PADD 1 refinery runs jumped by 63mb/day last week (more than 10% of the region’s total run rate) as 6 weeks of maintenance at the Delta/Monroe refinery in Trainer PA comes to an end. So far that supply hasn’t dampened the enthusiasm in the market for colonial line space which continued to rally for both gasoline and diesel Wednesday, but as the refinery brings its remaining units back up (roughly another 100mb/day) that might soon change, or it may force Gulf Coast basis values to fall even lower.

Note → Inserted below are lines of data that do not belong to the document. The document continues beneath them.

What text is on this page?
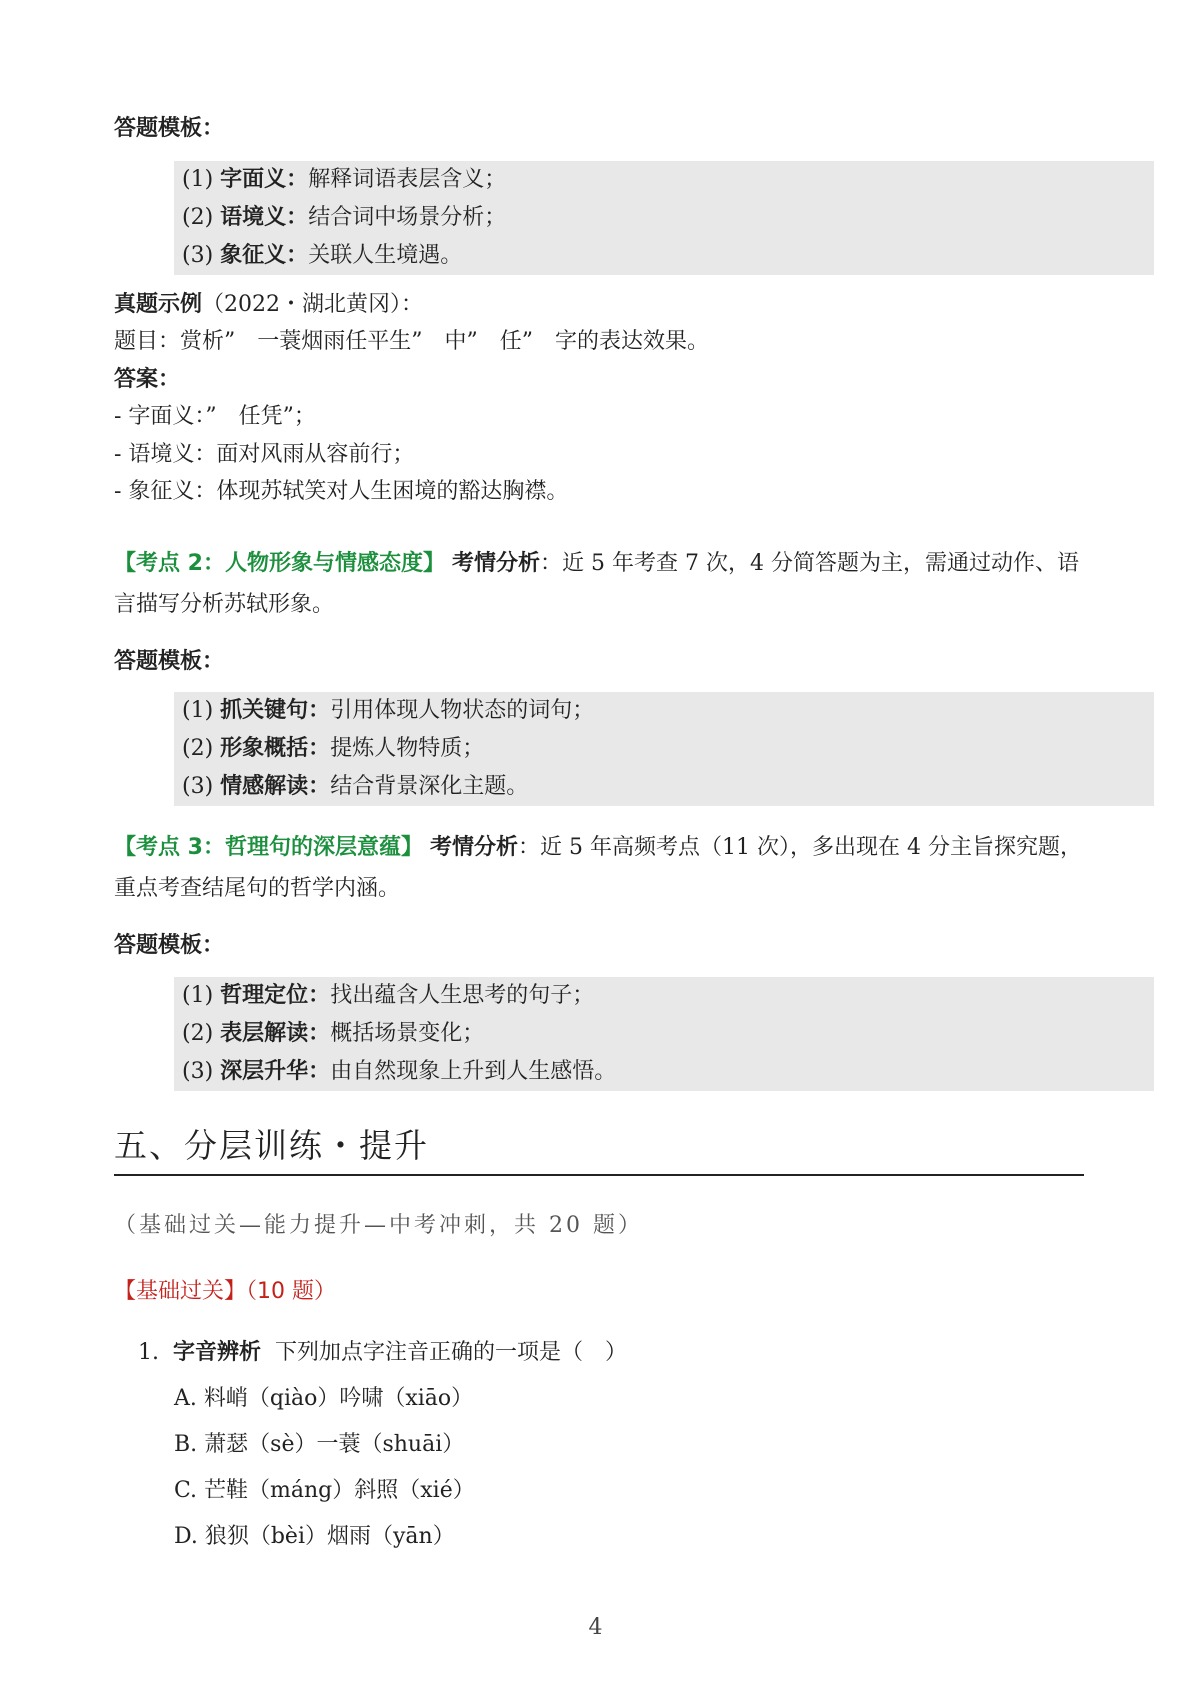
答题模板：
(1) 字面义：解释词语表层含义；
(2) 语境义：结合词中场景分析；
(3) 象征义：关联人生境遇。
真题示例（2022・湖北黄冈）：
题目：赏析”　一蓑烟雨任平生”　中”　任”　字的表达效果。
答案：
- 字面义：”　任凭”；
- 语境义：面对风雨从容前行；
- 象征义：体现苏轼笑对人生困境的豁达胸襟。
【考点 2：人物形象与情感态度】 考情分析：近 5 年考查 7 次，4 分简答题为主，需通过动作、语言描写分析苏轼形象。
答题模板：
(1) 抓关键句：引用体现人物状态的词句；
(2) 形象概括：提炼人物特质；
(3) 情感解读：结合背景深化主题。
【考点 3：哲理句的深层意蕴】 考情分析：近 5 年高频考点（11 次），多出现在 4 分主旨探究题，重点考查结尾句的哲学内涵。
答题模板：
(1) 哲理定位：找出蕴含人生思考的句子；
(2) 表层解读：概括场景变化；
(3) 深层升华：由自然现象上升到人生感悟。
五、分层训练・提升
（基础过关—能力提升—中考冲刺，共 20 题）
【基础过关】（10 题）
1. 字音辨析 下列加点字注音正确的一项是（　）
A. 料峭（qiào）吟啸（xiāo）
B. 萧瑟（sè）一蓑（shuāi）
C. 芒鞋（máng）斜照（xié）
D. 狼狈（bèi）烟雨（yān）
4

Those big spreads for shipping space to New York from the gulf coast are also leaving markets across the South East shorter than normal as the big shippers decide they can make more money keeping barrels moving north rather than dropping them off along the way. So far supplies are still much better than they were last November when the world still acted like it was running out of diesel, but tight allocations and short-term terminal outages than we have experienced in the past 6-months are becoming common again.
The EIA estimated that US crude oil output held steady at a record high of 13.2 million barrels/day for a 6th straight week, despite the slowdown in drilling activity over the course of the year. The agency also changed up its weekly report structure, adding new data points to show the volumes of refinery feedstocks and natural gas liquids are being blended into the crude oil supply network, which was a big reason the EIA admitted its oil stats and demand estimates have been so wrong in recent years. The new report also will begin to split out propane inventories into a “ready for sale” category and an unfractionated category that includes Propylene which should give a more realistic view of the rapidly growing propane and petrochemical markets.
So far there have not been any plans announced to include Renewable Diesel as a line item on the weekly report, despite that fuel’s rapid expansion, which means roughly 50% of California’s diesel inventory (and demand) won’t be properly showing up on these reports.
Chinese refinery runs dipped in October after reaching a record high in September in the face of rapidly declining crack spreads. Despite the reductions, China’s refinery throughput is still 9% higher than a year ago, and the fleet of new facilities built over the past couple years are likely to continue putting pressure on facilities across the Pacific basin.